From: Konstantin Belousov <kostikbel_at_gmail.com>
Date: Fri, 28 Jul 2023 13:37:07 UTC
On Fri, Jul 28, 2023 at 02:17:51AM +0200, Mateusz Guzik wrote:
> On 7/25/23, Konstantin Belousov <kib@freebsd.org> wrote:
> > The branch main has been updated by kib:
> >
> > URL:
> > https://cgit.FreeBSD.org/src/commit/?id=5b353925ff61b9ddb97bb453ba75278b578ed7d9
> >
> > commit 5b353925ff61b9ddb97bb453ba75278b578ed7d9
> > Author:     Konstantin Belousov <kib@FreeBSD.org>
> > AuthorDate: 2023-07-23 15:55:50 +0000
> > Commit:     Konstantin Belousov <kib@FreeBSD.org>
> > CommitDate: 2023-07-24 22:02:59 +0000
> >
> >     vnode read(2)/write(2): acquire rangelock regardless of
> > do_vn_io_fault()
> >
> >     To ensure atomicity of reads against parallel writes and truncates,
> >     vnode lock was not enough at least since introduction of vn_io_fault().
> >     That code only take rangelock when it was possible that vn_read() and
> >     vn_write() could drop the vnode lock.
> >
> >     At least since the introduction of VOP_READ_PGCACHE() which generally
> >     does not lock the vnode at all, rangelocks become required even
> >     for filesystems that do not need vn_io_fault() workaround.  For
> >     instance, tmpfs.
> >
> 
> Is there a bug with pgcache reads disabled (as in when the vnode lock
> is held for reads?)
> 
> Note this patch adds 2 lock trips which were previously not present,
> which has to slow things down single-threaded, but I did not bother
> measuring that part.
> 
> As this adds to vnode-wide *lock* acquires this has to very negatively
> affect scalability.
> 
> This time around I ran: ./readseek3_processes -t 10 (10 workers
> reading from *disjoint* offsets from the same vnode. this in principle
> can scale perfectly)
> 
> I observed a 90% drop in performance:
> before: total:25723459 ops/s
> after: total:2455794 ops/s
> 
> Going to an unpatched kernel and disabling pgcache reads instead:
> disabled: total:6522480 ops/s
> 
> or about 2.6x of performance of the current kernel
> 
> In other words I think the thing to do here is to revert the patch and
> instead flip pgcache reads to off by default until a better fix can be
> implemented.

The rangelock purpose is to ensure atomicity of reads in presence of
writes.  In other words, taking the rangelock there is architecturally
right.  Also, it fixes issues with truncation that are not fixable with
the vnode lock on tmpfs vnodes anyway.

That said, disabling pgcache vop on tmpfs means that the regular read vop
is always used, which takes the vnode lock around reads.  So I doubt that
the changed disposition would gain much in your test.

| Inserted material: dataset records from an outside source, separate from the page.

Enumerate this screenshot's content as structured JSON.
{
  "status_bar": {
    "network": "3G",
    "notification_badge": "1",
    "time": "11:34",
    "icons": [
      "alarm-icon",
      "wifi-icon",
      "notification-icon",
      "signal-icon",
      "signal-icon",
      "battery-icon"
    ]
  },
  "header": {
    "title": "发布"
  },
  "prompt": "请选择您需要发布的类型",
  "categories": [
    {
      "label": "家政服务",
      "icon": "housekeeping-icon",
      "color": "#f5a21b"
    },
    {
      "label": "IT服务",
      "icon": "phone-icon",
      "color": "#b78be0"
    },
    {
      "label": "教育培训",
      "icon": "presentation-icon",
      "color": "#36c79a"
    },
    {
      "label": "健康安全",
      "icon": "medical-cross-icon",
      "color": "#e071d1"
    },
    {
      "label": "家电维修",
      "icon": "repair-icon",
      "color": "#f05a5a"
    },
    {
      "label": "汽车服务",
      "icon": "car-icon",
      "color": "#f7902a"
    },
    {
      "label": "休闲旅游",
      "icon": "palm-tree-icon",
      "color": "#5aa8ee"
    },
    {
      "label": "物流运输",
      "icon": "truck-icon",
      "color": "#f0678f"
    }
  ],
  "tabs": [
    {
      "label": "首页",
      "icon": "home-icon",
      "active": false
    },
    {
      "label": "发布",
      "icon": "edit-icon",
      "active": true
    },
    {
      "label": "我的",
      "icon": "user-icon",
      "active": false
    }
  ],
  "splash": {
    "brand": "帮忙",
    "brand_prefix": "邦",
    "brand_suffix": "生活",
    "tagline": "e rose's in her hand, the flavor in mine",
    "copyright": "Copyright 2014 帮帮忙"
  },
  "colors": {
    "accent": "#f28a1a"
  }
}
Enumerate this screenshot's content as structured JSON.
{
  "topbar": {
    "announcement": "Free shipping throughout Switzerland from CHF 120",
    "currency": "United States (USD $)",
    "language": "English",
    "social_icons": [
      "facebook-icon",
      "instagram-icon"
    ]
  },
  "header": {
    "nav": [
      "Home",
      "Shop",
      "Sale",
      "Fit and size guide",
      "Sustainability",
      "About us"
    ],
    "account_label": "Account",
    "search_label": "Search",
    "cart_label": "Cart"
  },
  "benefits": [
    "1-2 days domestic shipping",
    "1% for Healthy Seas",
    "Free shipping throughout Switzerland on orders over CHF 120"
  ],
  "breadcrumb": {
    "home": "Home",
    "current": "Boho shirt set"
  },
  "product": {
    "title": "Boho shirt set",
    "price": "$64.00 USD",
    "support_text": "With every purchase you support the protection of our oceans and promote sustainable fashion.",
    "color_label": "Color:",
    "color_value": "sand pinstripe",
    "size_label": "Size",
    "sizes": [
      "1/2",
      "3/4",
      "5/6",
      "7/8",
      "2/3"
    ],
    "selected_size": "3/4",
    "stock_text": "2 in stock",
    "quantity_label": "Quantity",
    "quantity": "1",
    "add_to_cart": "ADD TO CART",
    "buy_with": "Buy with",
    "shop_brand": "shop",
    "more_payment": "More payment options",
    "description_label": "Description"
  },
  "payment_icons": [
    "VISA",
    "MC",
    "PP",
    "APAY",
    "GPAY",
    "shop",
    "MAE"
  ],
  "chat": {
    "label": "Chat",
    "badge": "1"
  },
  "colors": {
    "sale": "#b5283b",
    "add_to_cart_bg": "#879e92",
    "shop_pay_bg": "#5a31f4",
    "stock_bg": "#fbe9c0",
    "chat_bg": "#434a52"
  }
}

The proper future fix would be to improve scalability of the rangelocks,
whose naive stop-gap implementation I did initially in time of current-7
or -8 was not changed at all.

BTW, it seems that file offset locks are no longer needed, but I need to
recheck it.  This should shave off four atomics on read and write path.